Stuart Clayton said...

I'm going to need a moment to get back to you on that...

CL said...

I know this comment thread has been quiet for a while now, but I stumbled on it and thought I'd chime in.

SnowLeopard, the theory you're thinking of is generally known as "Principles and Parameters" (Chomsky & Lasnik). The parameters are the binary decisions you mentioned and the principles are the universals that all languages obey. When this was first proposed, the identity of the parameters was taken to be an empirical question and consequently a lot of research has been done on language typology. (For example, investigating whether languages are always either head-first or head-final.)

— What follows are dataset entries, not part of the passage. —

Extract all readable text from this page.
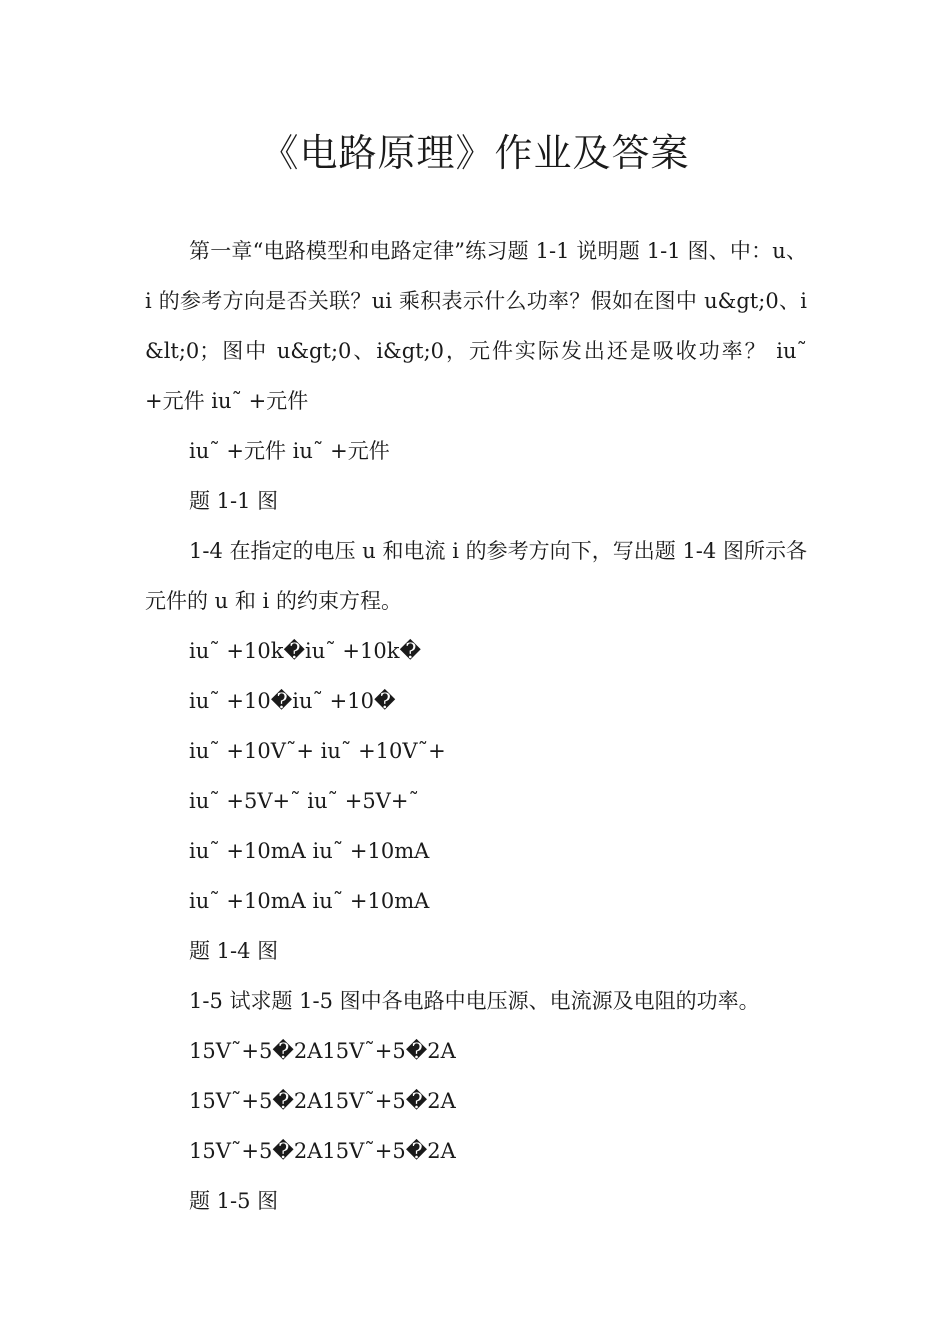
《电路原理》作业及答案

第一章“电路模型和电路定律”练习题 1-1 说明题 1-1 图、中：u、i 的参考方向是否关联？ui 乘积表示什么功率？假如在图中 u&gt;0、i&lt;0；图中 u&gt;0、i&gt;0，元件实际发出还是吸收功率？ iu˜ +元件 iu˜ +元件

iu˜ +元件 iu˜ +元件

题 1-1 图

1-4 在指定的电压 u 和电流 i 的参考方向下，写出题 1-4 图所示各元件的 u 和 i 的约束方程。

iu˜ +10k�iu˜ +10k�

iu˜ +10�iu˜ +10�

iu˜ +10V˜+ iu˜ +10V˜+

iu˜ +5V+˜ iu˜ +5V+˜

iu˜ +10mA iu˜ +10mA

iu˜ +10mA iu˜ +10mA

题 1-4 图

1-5 试求题 1-5 图中各电路中电压源、电流源及电阻的功率。

15V˜+5�2A15V˜+5�2A

15V˜+5�2A15V˜+5�2A

15V˜+5�2A15V˜+5�2A

题 1-5 图
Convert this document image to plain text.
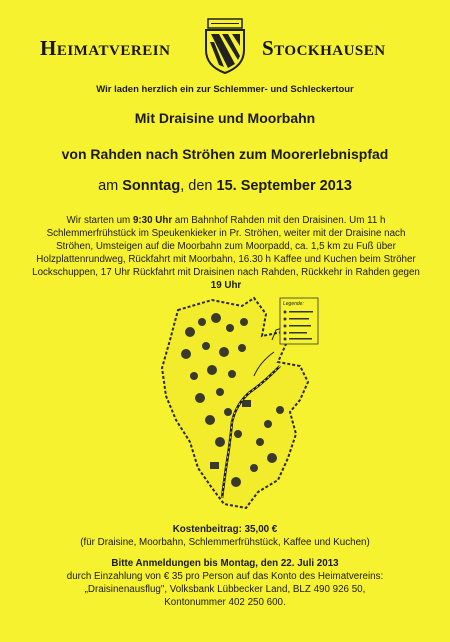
Heimatverein	Stockhausen
Wir laden herzlich ein zur Schlemmer- und Schleckertour
Mit Draisine und Moorbahn
von Rahden nach Ströhen zum Moorerlebnispfad
am Sonntag, den 15. September 2013
Wir starten um 9:30 Uhr am Bahnhof Rahden mit den Draisinen. Um 11 h Schlemmerfrühstück im Speukenkieker in Pr. Ströhen, weiter mit der Draisine nach Ströhen, Umsteigen auf die Moorbahn zum Moorpadd, ca. 1,5 km zu Fuß über Holzplattenrundweg, Rückfahrt mit Moorbahn, 16.30 h Kaffee und Kuchen beim Ströher Lockschuppen, 17 Uhr Rückfahrt mit Draisinen nach Rahden, Rückkehr in Rahden gegen 19 Uhr
Legende:
Kostenbeitrag: 35,00 €
(für Draisine, Moorbahn, Schlemmerfrühstück, Kaffee und Kuchen)
Bitte Anmeldungen bis Montag, den 22. Juli 2013
durch Einzahlung von € 35 pro Person auf das Konto des Heimatvereins:
„Draisinenausflug", Volksbank Lübbecker Land, BLZ 490 926 50,
Kontonummer 402 250 600.
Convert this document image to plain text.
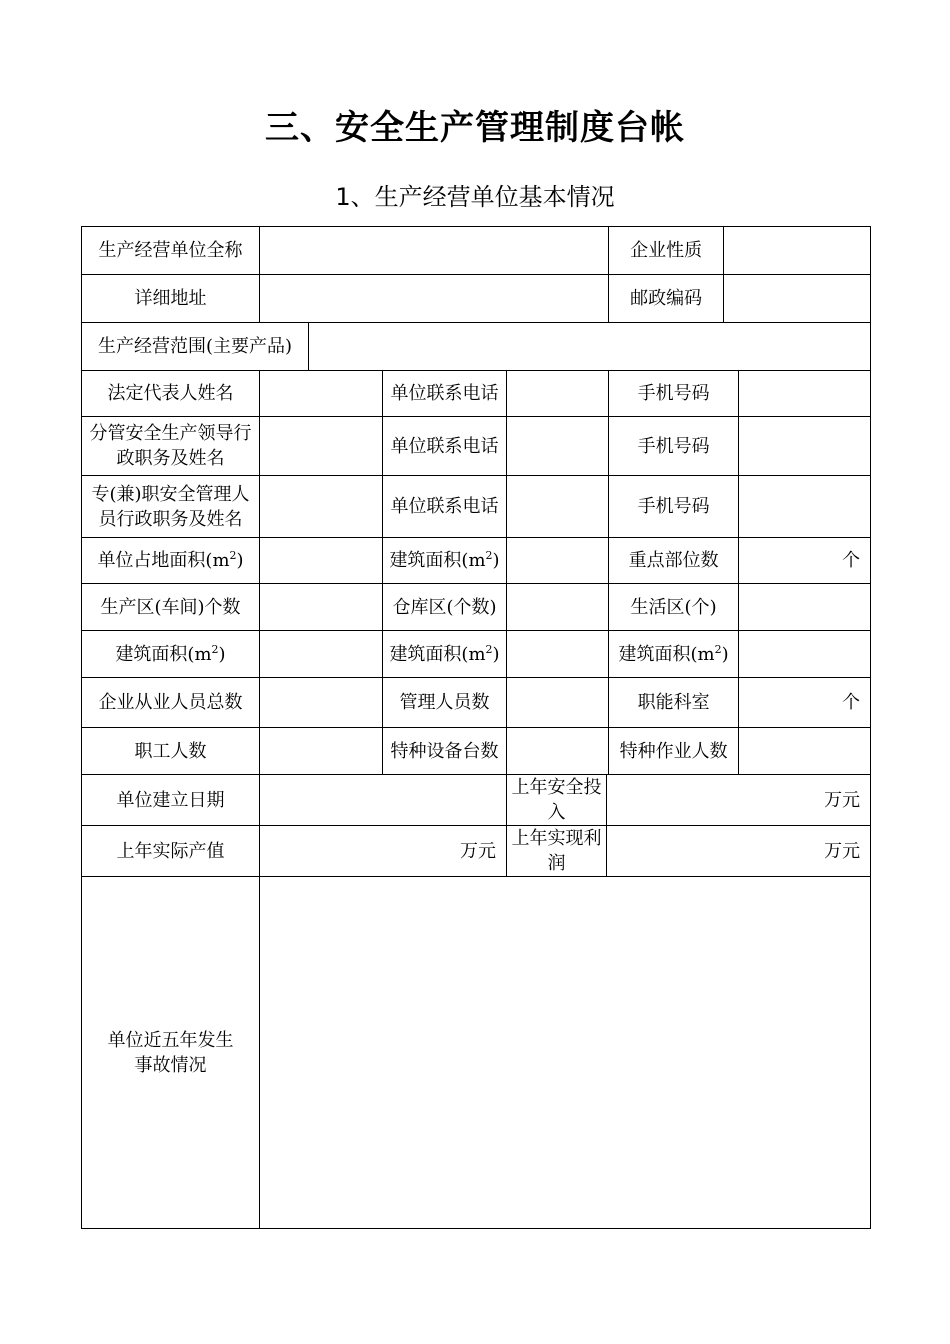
三、安全生产管理制度台帐
1、生产经营单位基本情况
生产经营单位全称						企业性质		
详细地址						邮政编码		
生产经营范围(主要产品)								
法定代表人姓名			单位联系电话			手机号码		
分管安全生产领导行政职务及姓名			单位联系电话			手机号码		
专(兼)职安全管理人员行政职务及姓名			单位联系电话			手机号码		
单位占地面积$(m^2)$			建筑面积$(m^2)$			重点部位数		个
生产区(车间)个数			仓库区(个数)			生活区(个)		
建筑面积$(m^2)$			建筑面积$(m^2)$			建筑面积$(m^2)$		
企业从业人员总数			管理人员数			职能科室		个
职工人数			特种设备台数			特种作业人数		
单位建立日期				上年安全投入	万元			
上年实际产值	万元			上年实现利润	万元			

单位近五年发生
事故情况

While it does seem to be true that languages cluster (that is, if a language uses a head-first order in its prepositional phrases, it's likely to also have a head-first order in other phrases), the picture is not as clearly binary as a strict parameter treatment would have it. It's still an influential idea, but not nearly as promising a theory as it once seemed.

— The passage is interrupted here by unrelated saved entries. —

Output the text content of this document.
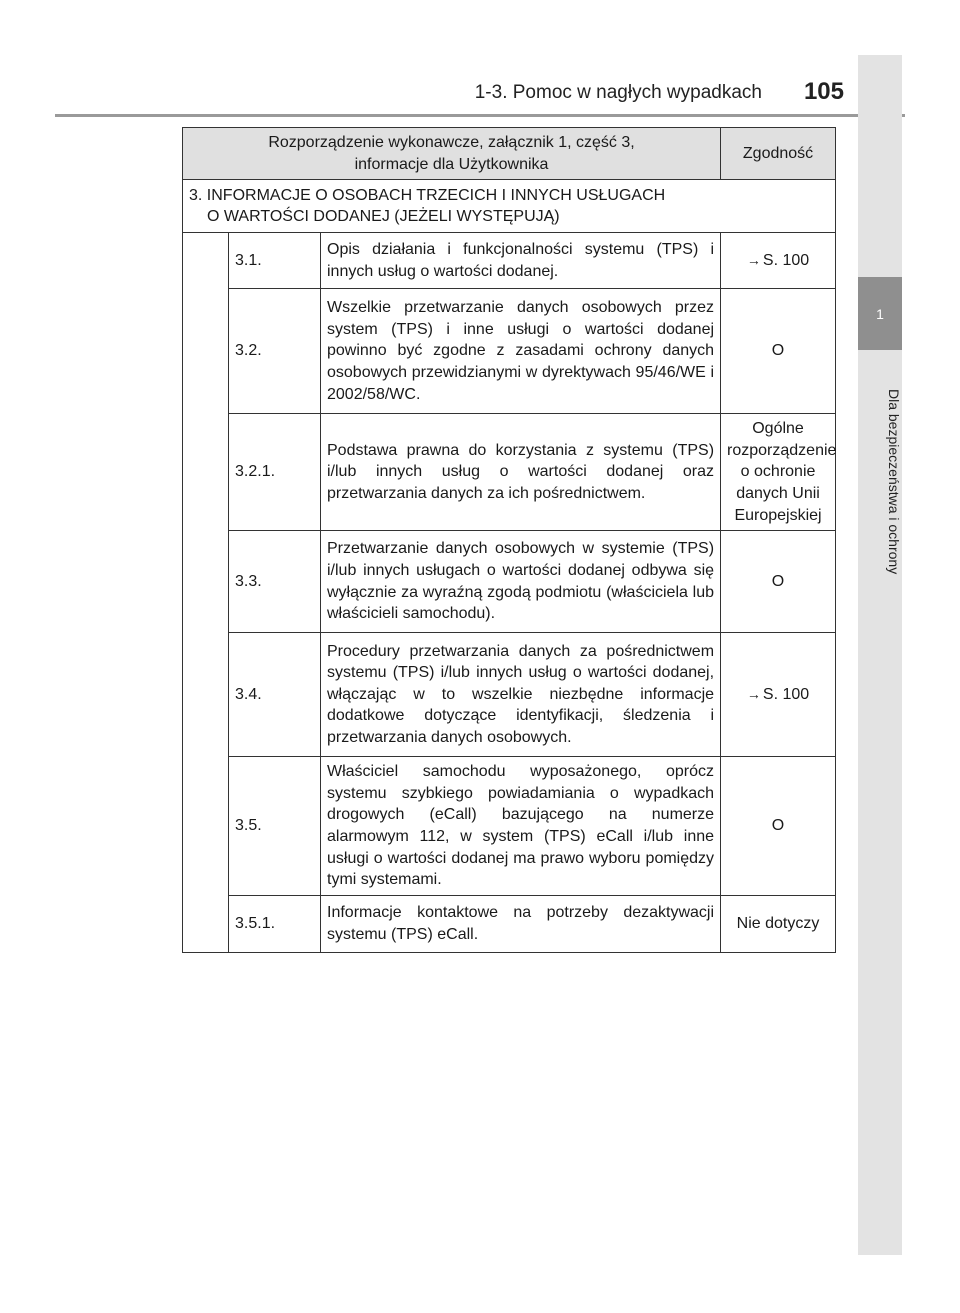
1-3. Pomoc w nagłych wypadkach 105
1
Dla bezpieczeństwa i ochrony
Rozporządzenie wykonawcze, załącznik 1, część 3,
informacje dla Użytkownika			Zgodność
3. INFORMACJE O OSOBACH TRZECICH I INNYCH USŁUGACH
O WARTOŚCI DODANEJ (JEŻELI WYSTĘPUJĄ)			

	3.1.	Opis działania i funkcjonalności systemu (TPS) i innych usług o wartości dodanej.	→ S. 100
	3.2.	Wszelkie przetwarzanie danych osobowych przez system (TPS) i inne usługi o wartości dodanej powinno być zgodne z zasadami ochrony danych osobowych przewidzianymi w dyrektywach 95/46/WE i 2002/58/WC.	O
	3.2.1.	Podstawa prawna do korzystania z systemu (TPS) i/lub innych usług o wartości dodanej oraz przetwarzania danych za ich pośrednictwem.	Ogólne rozporządzenie o ochronie danych Unii Europejskiej
	3.3.	Przetwarzanie danych osobowych w systemie (TPS) i/lub innych usługach o wartości dodanej odbywa się wyłącznie za wyraźną zgodą podmiotu (właściciela lub właścicieli samochodu).	O
	3.4.	Procedury przetwarzania danych za pośrednictwem systemu (TPS) i/lub innych usług o wartości dodanej, włączając w to wszelkie niezbędne informacje dodatkowe dotyczące identyfikacji, śledzenia i przetwarzania danych osobowych.	→ S. 100
	3.5.	Właściciel samochodu wyposażonego, oprócz systemu szybkiego powiadamiania o wypadkach drogowych (eCall) bazującego na numerze alarmowym 112, w system (TPS) eCall i/lub inne usługi o wartości dodanej ma prawo wyboru pomiędzy tymi systemami.	O
	3.5.1.	Informacje kontaktowe na potrzeby dezaktywacji systemu (TPS) eCall.	Nie dotyczy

The Poverty of the Stimulus argument, which Principles and Parameters was developed to address, is alive and well... and the subject of much ongoing debate in the language acquisition literature. There's a pretty decent, if brief, Wikipedia article on it, if you're not familiar with it: http://en.wikipedia.org/wiki/Poverty_of_the_stimulus.

PS- I'm mostly familiar with the syntax side of the debate, but I believe that the theory was extended to morphology and phonology... and that similar clustering but not completely binary patterns have been found in those domains, as well.

marie-lucie said...

SnowLeopard, for someone who calls himself a non-linguist I think you are pretty up to date on linguistics.
At this point I don't have much more to say on the topic, but if you are looking for a grammar of Chukchi beside the one by Bogoraz there is a recent one by Michael Dunn, a dissertation done at the Australian National University a few years ago. The author speaks Russian and has spent time in the Chukotka.

The 50-language linguist was probably Kenneth Hale, who died a few years ago. He was fantastically gifted for language acquisition.